Throw in the experimental, protracted quarter-final round robin and spectator-fatigue becomes an issue.

One of the more prominent reservations encountered last week in the build-up to the central council meeting was the impact on the national league. The secondary competition has become more and more important in recent years because it is graded and provides a realistically competitive environment for most counties.

With provincial championships becoming apparently less and less attainable and to date no tiered All-Ireland available, getting promotion in the league and even winning a divisional title is now the most realistic ambition of most inter-county footballers.

Creating a laboratory for the future of football during the spring is clearly a concern for many counties and has been raised by the Gaelic Players Association in their opposition to the rules trial.

Unfortunately, the league is the only feasible environment in which such experiments can be conducted: combining seriousness of elite competition and yet not disrupting the championship.

As a constituency though, inter-county players aren’t the best sounding board for playing rule changes.

Elite athletes

They are for the most part elite athletes whose only concern is to prepare themselves to compete for the top teams in the country. Experimenting with playing rules may be a necessary process to improve the game in the long term but it’s a nuisance for those who have to be the guinea pigs.

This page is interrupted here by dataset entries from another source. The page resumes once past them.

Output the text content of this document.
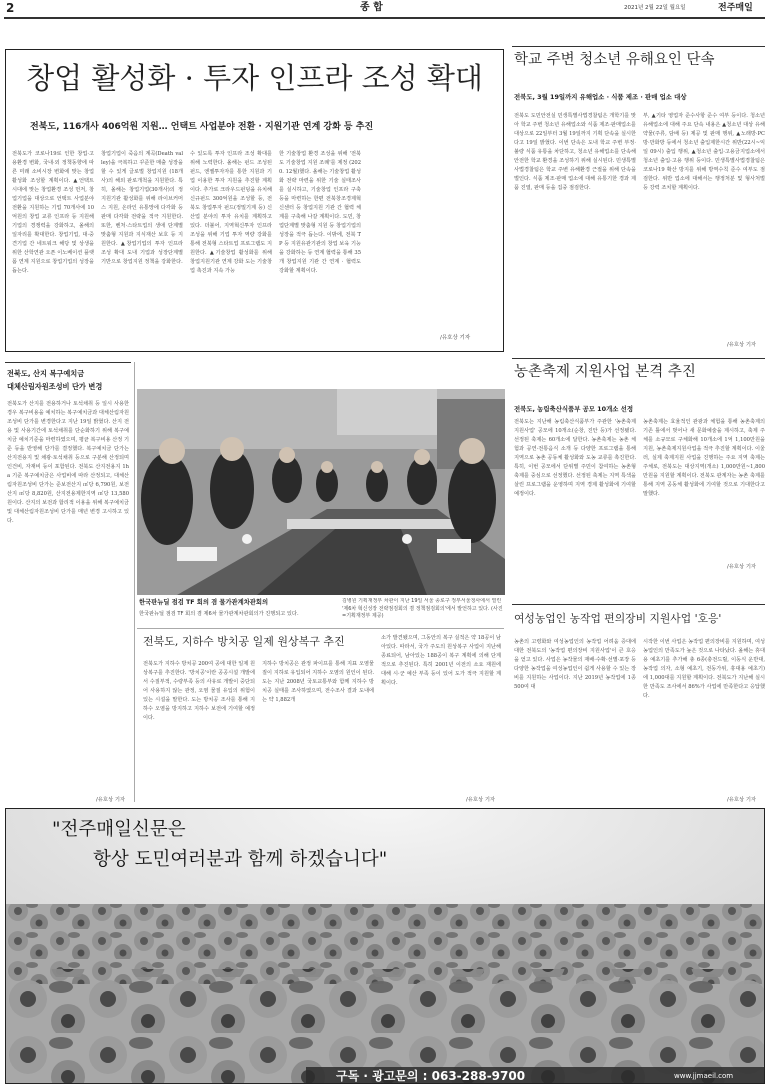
2	종 합	2021년 2월 22일 월요일	전주매일
창업 활성화 · 투자 인프라 조성 확대
전북도, 116개사 406억원 지원… 언택트 사업분야 전환 · 지원기관 연계 강화 등 추진
전북도가 코로나19로 인한 창업·고용환경 변화, 국내·외 정책동향에 따른 미래 소비시장 변화에 맞는 창업활성화 조성할 계획이다. ▲언택트 시대에 맞는 창업환경 조성 먼저, 창업기업을 대상으로 언택트 사업분야 전환을 지원하는 기업 70개사에 10억원의 창업 교류 인프라 등 지원해 기업의 경쟁력을 강화하고, 올해의 일자리를 확대한다. 창업기업, 대·중견기업 간 네트워크 해당 및 상생을 위한 산학연관 오픈 이노베이션 플랫폼 연계 지원으로 창업기업의 성장을 돕는다.
창업기업이 죽음의 계곡(Death valley)을 극복하고 꾸준한 매출 성장을 할 수 있게 글로벌 창업지원 (18개사)의 해외 판로개척을 지원한다. 특히, 올해는 창업기업(30개사)의 정지원기관 활성화를 위해 라이브커머스 지원, 온라인 유통망에 다각화 등 판매 다각화 전략을 적극 지원한다. 또한, 벤처·스타트업의 생애 단계별 맞춤형 지원과 지식재산 보호 등 지원한다. ▲창업기업의 투자 인프라 조성 확대 도내 기업과 성장단계별 기반으로 창업지원 정책을 강화한다.
수 있도록 투자 인프라 조성 확대를 위해 노력한다. 올해는 펀드 조성된 펀드, 엔젤투자자를 통한 지원과 기업 이용한 투자 지원을 추진할 계획이다. 추가로 크라우드펀딩을 유치해 신규펀드 300억원을 조성할 등, 전북도 창업투자 펀드(정밀기계 등) 신산업 분야의 투자 유치를 계획하고 있다. 더불어, 지역혁신투자 인프라 조성을 위해 기업 투자 역량 강화를 통해 전북형 스타트업 프로그램도 지원한다. ▲기술창업 활성화를 위해 창업지원기관 연계 강화 도는 기술창업 촉진과 지속 가능
한 기술창업 환경 조성을 위해 '전북도 기술창업 지원 조례'를 제정 (2020. 12월)했다. 올해는 기술창업 활성화 전략 마련을 위한 기술 실태조사를 실시하고, 기술창업 인프라 구축 등을 마련하는 한편 전북창조경제혁신센터 등 창업지원 기관 간 협력 체계를 구축해 나갈 계획이다. 도민, 창업단계별 맞춤형 지원 등 창업기업의 성장을 적극 돕는다. 이밖에, 전북 TP 등 지원유관기관의 창업 보육 기능을 강화하는 등 연계 협력을 통해 35개 창업지원 기관 간 연계 · 협력도 강화할 계획이다.
/유호상 기자
학교 주변 청소년 유해요인 단속
전북도, 3월 19일까지 유해업소 · 식품 제조 · 판매 업소 대상
전북도 도민안전실 민생특별사법경찰팀은 개학기를 맞아 학교 주변 청소년 유해업소와 식품 제조·판매업소를 대상으로 22일부터 3월 19일까지 기획 단속을 실시한다고 19일 밝혔다. 이번 단속은 도내 학교 주변 부정·불량 식품 유통을 차단하고, 청소년 유해업소를 단속해 안전한 학교 환경을 조성하기 위해 실시된다. 민생특별사법경찰팀은 학교 주변 유해환경 근절을 위해 단속을 벌인다. 식품 제조·판매 업소에 대해 유통기한 경과 제품 진열, 판매 등을 집중 점검한다.
부, ▲기타 영업자 준수사항 준수 여부 등이다. 청소년 유해업소에 대해 주요 단속 내용은 ▲청소년 대상 유해약물(주류, 담배 등) 제공 및 판매 행위, ▲노래방·PC방·만화방 등에서 청소년 출입제한시간 위반(22시~익일 09시) 출입 행위, ▲청소년 출입·고용금지업소에서 청소년 출입·고용 행위 등이다. 민생특별사법경찰팀은 코로나19 확산 방지를 위해 방역수칙 준수 여부도 점검한다. 위반 업소에 대해서는 행정처분 및 형사처벌 등 강력 조치할 계획이다.
/유호상 기자
전북도, 산지 복구예치금
대체산림자원조성비 단가 변경
전북도가 산지를 전용하거나 토석채취 등 일시 사용한 경우 복구비용을 예치하는 복구예치금과 대체산림자원조성비 단가를 변경한다고 지난 19일 밝혔다. 산지 전용 및 사용기간에 토석채취를 단순화하기 위해 복구예치금 예치기준을 마련하였으며, 평균 복구비용 산정 기준 등을 반영해 단가를 결정했다. 복구예치금 단가는 산지전용지 및 채광·토석채취 등으로 구분해 산정되며 인건비, 자재비 등이 포함된다. 전북도 산지전용지 1ha 기준 복구예치금은 사업비에 따라 산정되고, 대체산림자원조성비 단가는 준보전산지 ㎡당 6,790원, 보전산지 ㎡당 8,820원, 산지전용제한지역 ㎡당 13,580원이다. 산지의 보전과 합리적 이용을 위해 복구예치금 및 대체산림자원조성비 단가를 매년 변경 고시하고 있다.
/유호상 기자
한국판뉴딜 점검 TF 회의 겸 물가관계차관회의
한국판뉴딜 점검 TF 회의 겸 제6차 물가관계차관회의가 진행되고 있다.
김병원 기획재정부 차관이 지난 19일 서울 종로구 정부서울청사에서 열린 '제6차 혁신성장 전략점검회의 겸 정책점검회의'에서 발언하고 있다. (사진=기획재정부 제공)
농촌축제 지원사업 본격 추진
전북도, 농림축산식품부 공모 10개소 선정
전북도는 지난해 농림축산식품부가 주관한 '농촌축제 지원사업' 공모에 10개소(순창, 진안 등)가 선정됐다. 선정된 축제는 60개소에 달한다. 농촌축제는 농촌 체험과 공연·전통음식 소개 등 다양한 프로그램을 통해 지역으로 농촌 공동체 활성화와 도농 교류를 촉진한다. 특히, 이번 공모에서 단위별 주민이 참여하는 농촌형 축제를 중심으로 선정했다. 선정된 축제는 지역 특색을 살린 프로그램을 운영하며 지역 경제 활성화에 기여할 예정이다.
농촌축제는 효율적인 관광과 체험을 통해 농촌축제의 기존 틀에서 벗어나 새 문화예술을 제시하고, 축제 주체를 소규모로 구체화해 10개소에 1억 1,100만원을 지원, 농촌축제지원사업을 적극 추진할 계획이다. 이울러, 실제 축제지원 사업을 진행하는 주요 지역 축제는 주체로, 전북도는 대상지역(개소) 1,000만원~1,800만원을 지원할 계획이다. 전북도 관계자는 농촌 축제를 통해 지역 공동체 활성화에 기여할 것으로 기대한다고 말했다.
/유호상 기자
전북도, 지하수 방치공 일제 원상복구 추진
전북도가 지하수 방치공 200여 공에 대한 일제 원상복구를 추진한다. '방치공'이란 공공시설 개발에서 수질부적, 수량부족 등의 사유로 개발이 중단되어 사용하지 않는 관정, 오염 물질 유입의 위험이 있는 시설을 말한다. 도는 방치공 조사를 통해 지하수 오염을 방지하고 지하수 보전에 기여할 예정이다.
지하수 방치공은 관정 파이프를 통해 지표 오염물질이 지하로 유입되어 지하수 오염의 원인이 된다. 도는 지난 2008년 국토교통부와 함께 지하수 방치공 실태를 조사하였으며, 전수조사 결과 도내에는 약 1,882개
소가 발견됐으며, 그동안의 복구 실적은 약 18공이 남아있다. 따라서, 국가 주도의 원상복구 사업이 지난해 종료되어, 남아있는 188공이 복구 계획에 의해 단계적으로 추진된다. 특히 2001년 이전의 소요 재원에 대해 시·군 예산 부족 등이 있어 도가 적극 지원할 계획이다.
/유호상 기자
여성농업인 농작업 편의장비 지원사업 '호응'
농촌의 고령화와 여성농업인의 농작업 어려움 증대에 대한 전북도의 '농작업 편의장비 지원사업'이 큰 호응을 얻고 있다. 사업은 농작물의 재배·수확·선별·포장 등 다양한 농작업을 여성농업인이 쉽게 사용할 수 있는 장비를 지원하는 사업이다. 지난 2019년 농작업에 1종 500여 대
시작한 이번 사업은 농작업 편의장비를 지원하며, 여성농업인의 만족도가 높은 것으로 나타났다. 올해는 휴대용 예초기를 추가해 총 6종(충전드릴, 이동식 운반대, 농작업 의자, 소형 예초기, 전동가위, 휴대용 예초기)에 1,000대를 지원할 계획이다. 전북도가 지난해 실시한 만족도 조사에서 86%가 사업에 만족한다고 응답했다.
/유호상 기자
"전주매일신문은
항상 도민여러분과 함께 하겠습니다"
구독 · 광고문의 : 063-288-9700	www.jjmaeil.com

Interestingly, in a media statement about the rule changes issued two weeks ago, the views of Gaelic Players Association (GPA) members on the substantive proposals were presented as the main findings, although chief executive Paul Flynn did express strong opposition to the league being used for this type of trial.

The GPA are represented on the rules committee and so their concerns have been heard and effectively so, as two of the five changes – the sin bin and attacking mark – had their support while the kick-out was tweaked to meet their concerns, leaving two that they opposed.

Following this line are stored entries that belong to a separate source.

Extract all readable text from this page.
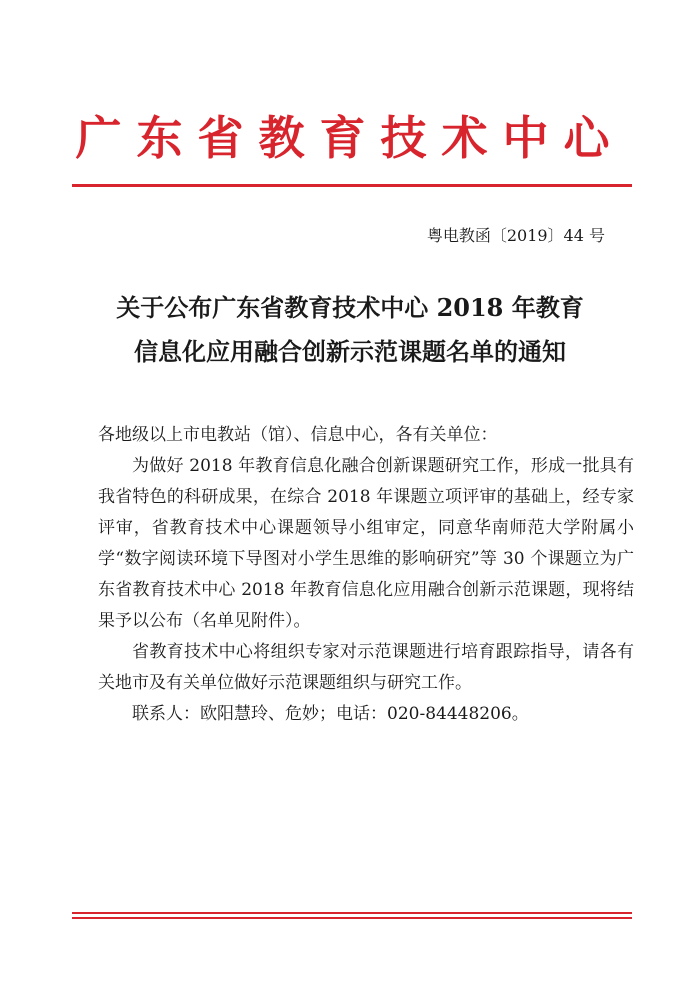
广东省教育技术中心
粤电教函〔2019〕44 号
关于公布广东省教育技术中心 2018 年教育
信息化应用融合创新示范课题名单的通知

各地级以上市电教站（馆）、信息中心，各有关单位：

为做好 2018 年教育信息化融合创新课题研究工作，形成一批具有我省特色的科研成果，在综合 2018 年课题立项评审的基础上，经专家评审，省教育技术中心课题领导小组审定，同意华南师范大学附属小学“数字阅读环境下导图对小学生思维的影响研究”等 30 个课题立为广东省教育技术中心 2018 年教育信息化应用融合创新示范课题，现将结果予以公布（名单见附件）。

省教育技术中心将组织专家对示范课题进行培育跟踪指导，请各有关地市及有关单位做好示范课题组织与研究工作。

联系人：欧阳慧玲、危妙；电话：020-84448206。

But does it give them a veto on either rule changes or the method of their trialling? No sport grants that sort of power to its participants, let alone the top 2 per cent of them.

It’s worth repeating that these changes are probationary and will be judged at the end of the league and have to go before congress if they are to be incorporated into the rule book on a permanent basis.

Meanwhile, there is also unhappiness within the Club Players Association (CPA) at the failure of a motion from Roscommon, calling for a "blank canvas" approach to the fixtures crisis.

The CPA has a tendency to respond aggressively every time it encounters a setback but the terms of the current complaint – effectively that Croke Park undermined the due consideration of the Roscommon motion by not circulating it in time – illustrates a besetting problem, regardless of the merits of the allegation.

The association is constantly looking for the GAA centrally to address local problems. If the CPA wanted to advocate this proposal effectively why didn’t it get its grassroots members to do so within the other 31 counties? They knew the Roscommon motion was coming.